This series is cumulative, so if you haven’t read the earlier posts, you don’t have the proper context for this one and those following (Nos. 1, 2, 3, 4, and 5). Do please start from the beginning.
That out of the way, the past few posts we’ve been discussing how to deal with a rebellious wife. We’ve been looking at wrong approaches, and now for another one.
When I was younger, I thought it was helpful to show a husband how to lead his wife by working with her in counseling with him present. Typically, it would involve me showing her the error of her ways as her husband watched and listened.
After some years (I’m ashamed to admit), it hit me this was harmful because it only made the husband feel more inadequate in his leadership. Here I was the pastor, with all that entailed, and so it was no wonder I found it easier than her husband. Add to that my own verbal facility and age (usually I was older) as well as any number of other factors, none of which I could claim as any virtue, and it was a setup for rendering the husband completely depressed. “Pastor Bayly can get my wife to agree. What’s wrong with me?”
Realizing I wasn’t helping, but hurting, I repented. I’m very sorry I didn’t learn this earlier, but I hope confessing my sin will warn other pastors and elders to avoid this mistake while also helping husbands to realize other men—including pastors and elders—will have a much easier time leading their wives for an hour than they themselves have to for a lifetime.
So what do I do now?
First, I always have my wife Mary Lee in the office helping with the counselling. Key lesson to learn. Pastors and elders should rarely counsel alone, and who better to help with marriage counselling than your dear wife?
During the meeting, we listen. Carefully. We ask questions. We make suggestions and watch the husband and wife’s responses. We probe. Before and after, I collect information from my wife and others in the church concerning what they have observed about the husband and wife together—both of them individually as well as their children. In the office, we take their blood pressure, have them weighed, thump their chest, do the blood work, ask them about the frequency and quality of their sex life, have them describe their fights, inquire about their date nights and vacations, and go from there.
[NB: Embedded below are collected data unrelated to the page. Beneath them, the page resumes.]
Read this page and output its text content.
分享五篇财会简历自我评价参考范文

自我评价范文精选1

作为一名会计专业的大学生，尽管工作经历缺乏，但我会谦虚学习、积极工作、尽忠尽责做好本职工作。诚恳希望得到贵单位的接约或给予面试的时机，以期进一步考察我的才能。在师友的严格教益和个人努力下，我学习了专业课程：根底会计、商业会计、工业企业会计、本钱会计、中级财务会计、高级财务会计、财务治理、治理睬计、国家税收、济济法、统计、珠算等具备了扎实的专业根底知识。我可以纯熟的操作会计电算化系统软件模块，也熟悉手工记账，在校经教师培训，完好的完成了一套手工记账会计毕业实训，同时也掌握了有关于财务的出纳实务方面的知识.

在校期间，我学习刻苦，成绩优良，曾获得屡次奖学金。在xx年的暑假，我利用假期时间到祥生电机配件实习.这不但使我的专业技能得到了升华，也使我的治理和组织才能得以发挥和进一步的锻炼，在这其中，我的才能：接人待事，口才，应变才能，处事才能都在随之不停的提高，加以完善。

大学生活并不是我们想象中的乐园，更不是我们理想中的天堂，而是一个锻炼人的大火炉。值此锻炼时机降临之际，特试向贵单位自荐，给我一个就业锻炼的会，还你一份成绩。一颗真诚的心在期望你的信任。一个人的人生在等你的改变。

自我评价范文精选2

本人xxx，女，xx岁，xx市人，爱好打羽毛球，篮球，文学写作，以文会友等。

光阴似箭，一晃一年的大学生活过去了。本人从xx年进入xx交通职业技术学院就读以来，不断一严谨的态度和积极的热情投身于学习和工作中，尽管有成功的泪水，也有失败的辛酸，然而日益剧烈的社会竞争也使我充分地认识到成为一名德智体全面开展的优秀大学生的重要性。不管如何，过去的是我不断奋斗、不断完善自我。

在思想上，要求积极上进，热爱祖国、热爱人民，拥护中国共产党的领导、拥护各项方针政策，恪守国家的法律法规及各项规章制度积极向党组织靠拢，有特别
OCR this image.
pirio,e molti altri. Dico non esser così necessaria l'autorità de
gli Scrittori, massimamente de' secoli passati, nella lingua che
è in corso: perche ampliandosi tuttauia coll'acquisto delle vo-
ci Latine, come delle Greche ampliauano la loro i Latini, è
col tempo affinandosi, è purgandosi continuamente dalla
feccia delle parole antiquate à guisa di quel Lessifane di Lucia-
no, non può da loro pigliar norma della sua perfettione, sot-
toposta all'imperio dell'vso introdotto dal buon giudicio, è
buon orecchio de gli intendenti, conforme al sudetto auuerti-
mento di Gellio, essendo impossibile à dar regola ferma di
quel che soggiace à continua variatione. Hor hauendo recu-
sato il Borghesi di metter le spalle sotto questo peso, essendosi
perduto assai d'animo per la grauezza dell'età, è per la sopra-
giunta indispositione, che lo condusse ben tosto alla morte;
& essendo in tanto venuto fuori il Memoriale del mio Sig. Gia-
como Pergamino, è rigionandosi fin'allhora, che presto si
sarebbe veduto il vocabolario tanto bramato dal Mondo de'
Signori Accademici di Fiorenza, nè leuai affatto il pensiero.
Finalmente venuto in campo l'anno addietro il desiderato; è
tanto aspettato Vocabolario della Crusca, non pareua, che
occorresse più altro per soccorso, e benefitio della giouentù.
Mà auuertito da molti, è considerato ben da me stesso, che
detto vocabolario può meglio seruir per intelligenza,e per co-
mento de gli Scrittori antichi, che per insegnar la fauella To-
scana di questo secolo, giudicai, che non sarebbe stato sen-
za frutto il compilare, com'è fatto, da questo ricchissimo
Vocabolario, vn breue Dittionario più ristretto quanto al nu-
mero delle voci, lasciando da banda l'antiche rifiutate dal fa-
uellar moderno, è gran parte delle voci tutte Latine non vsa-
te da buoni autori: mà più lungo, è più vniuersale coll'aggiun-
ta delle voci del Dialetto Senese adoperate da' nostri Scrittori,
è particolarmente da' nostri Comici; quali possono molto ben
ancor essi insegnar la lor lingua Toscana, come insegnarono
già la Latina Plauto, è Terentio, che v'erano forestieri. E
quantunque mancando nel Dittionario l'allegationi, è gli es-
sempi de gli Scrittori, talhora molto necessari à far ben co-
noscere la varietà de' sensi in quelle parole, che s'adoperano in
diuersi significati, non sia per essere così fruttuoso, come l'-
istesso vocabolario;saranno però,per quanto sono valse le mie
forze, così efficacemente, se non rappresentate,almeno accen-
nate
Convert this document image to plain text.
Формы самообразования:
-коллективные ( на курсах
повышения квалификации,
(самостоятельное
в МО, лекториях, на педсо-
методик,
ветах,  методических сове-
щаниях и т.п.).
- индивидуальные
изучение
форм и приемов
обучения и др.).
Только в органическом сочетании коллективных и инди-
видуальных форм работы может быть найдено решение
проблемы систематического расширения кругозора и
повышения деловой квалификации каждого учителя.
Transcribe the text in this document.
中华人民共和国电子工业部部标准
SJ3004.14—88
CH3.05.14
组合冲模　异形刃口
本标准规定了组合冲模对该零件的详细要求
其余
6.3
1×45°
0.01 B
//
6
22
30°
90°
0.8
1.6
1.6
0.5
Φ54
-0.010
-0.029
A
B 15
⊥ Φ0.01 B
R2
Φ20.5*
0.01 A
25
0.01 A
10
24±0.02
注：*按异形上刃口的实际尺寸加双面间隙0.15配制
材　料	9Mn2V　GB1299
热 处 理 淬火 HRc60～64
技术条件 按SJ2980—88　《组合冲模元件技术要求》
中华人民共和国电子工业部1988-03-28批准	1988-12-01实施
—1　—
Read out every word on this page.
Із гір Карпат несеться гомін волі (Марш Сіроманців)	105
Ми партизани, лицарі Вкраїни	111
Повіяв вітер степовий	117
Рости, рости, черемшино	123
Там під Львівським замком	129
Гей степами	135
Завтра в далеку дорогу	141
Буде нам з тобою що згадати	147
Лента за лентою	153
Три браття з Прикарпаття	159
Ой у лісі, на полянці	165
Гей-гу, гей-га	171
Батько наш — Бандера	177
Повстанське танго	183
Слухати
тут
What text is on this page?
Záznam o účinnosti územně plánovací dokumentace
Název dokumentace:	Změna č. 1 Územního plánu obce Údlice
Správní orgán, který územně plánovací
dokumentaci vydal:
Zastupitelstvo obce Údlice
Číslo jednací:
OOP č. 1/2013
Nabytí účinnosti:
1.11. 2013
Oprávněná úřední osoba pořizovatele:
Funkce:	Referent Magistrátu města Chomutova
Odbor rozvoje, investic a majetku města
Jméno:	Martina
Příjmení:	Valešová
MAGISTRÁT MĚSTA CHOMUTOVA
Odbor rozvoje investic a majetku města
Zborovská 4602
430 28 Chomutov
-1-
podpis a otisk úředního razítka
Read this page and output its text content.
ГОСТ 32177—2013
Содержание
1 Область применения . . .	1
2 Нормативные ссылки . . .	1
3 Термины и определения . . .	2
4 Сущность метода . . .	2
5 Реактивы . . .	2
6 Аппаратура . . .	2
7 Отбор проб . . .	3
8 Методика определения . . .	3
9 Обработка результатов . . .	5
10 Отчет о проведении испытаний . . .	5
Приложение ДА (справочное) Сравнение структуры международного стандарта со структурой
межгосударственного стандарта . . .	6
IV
There’s an old word that’s quite helpful in this context. The word is “sinecure” and it refers to pastors in the old country who finagled their way into being assigned a parish’s living (salary) but hired it out to another pastor or priest. The other pastor received only part of the living so the pastor owning the living made a profit without having to do any of the work. “Sinecure” comes from the Latin “sine cura” meaning “without care.”
No pastorate should ever be a sinecure. Milking the sheep without caring for them is evil. We used to call it Simony, and if any pastor doesn’t know the origin of that word, shame on him.
Too often today, pastorates are sinecures, and intentionally so. That’s the way the congregation wants it. The pastor is the man who gets paid to show up Sundays dressed appropriately for the tastes of his elders’ wives. He preaches for their approval and makes certain the music is their style. He officiates at those precious moments when a chaplain is needed and the larger his church the more sophisticated his pedigree, degrees, accent, diction, vocabulary, and sartorial displays.
Which is to say pastors today don’t do marriage counselling. It’s dirty and hard work—very hard. Rarely do you escort the couple from the office at the end of the time without knowing only God can help and only prayer will work. You may have said some helpful thing or two, but often that helpful thing is countered by several unhelpful things you said, some of which your good wife will point out to you afterward. (Make sure you thank her for it. It’s her kindest gift to you.)
Which is also to say pastors must do marriage counselling because our sheep and their lambs are suffering and we have been called by God to bear their burdens. To suffer alongside them, laughing with those who laugh, for sure; but mourning with those who mourn, also. This is much of the purpose of pastoral care: not so much to solve the problems of the flock as to enter into and help them bear the suffering God has placed on them. This is the shepherd’s love for his sheep.
So if your dear wife makes a habit of saying “no” to you, ask her to talk to the pastor and his wife with you. Set up an appointment where you expect him to be like our Savior in bearing your griefs and carrying your sorrows. That alone can heal you. He will pray for you. He will speak God’s Word to you, personally. His preaching to you will be better next Lord’s Day because he will know his flock better. His relationship with your children will improve because he will know their fears and insecurities, but also their sins. Because he knows the sins of their father and mother.
The Good Shepherd knows His sheep. The Good Shepherd loves and cares for His sheep.
His sheep in turn know Him. They know His voice and they follow Him.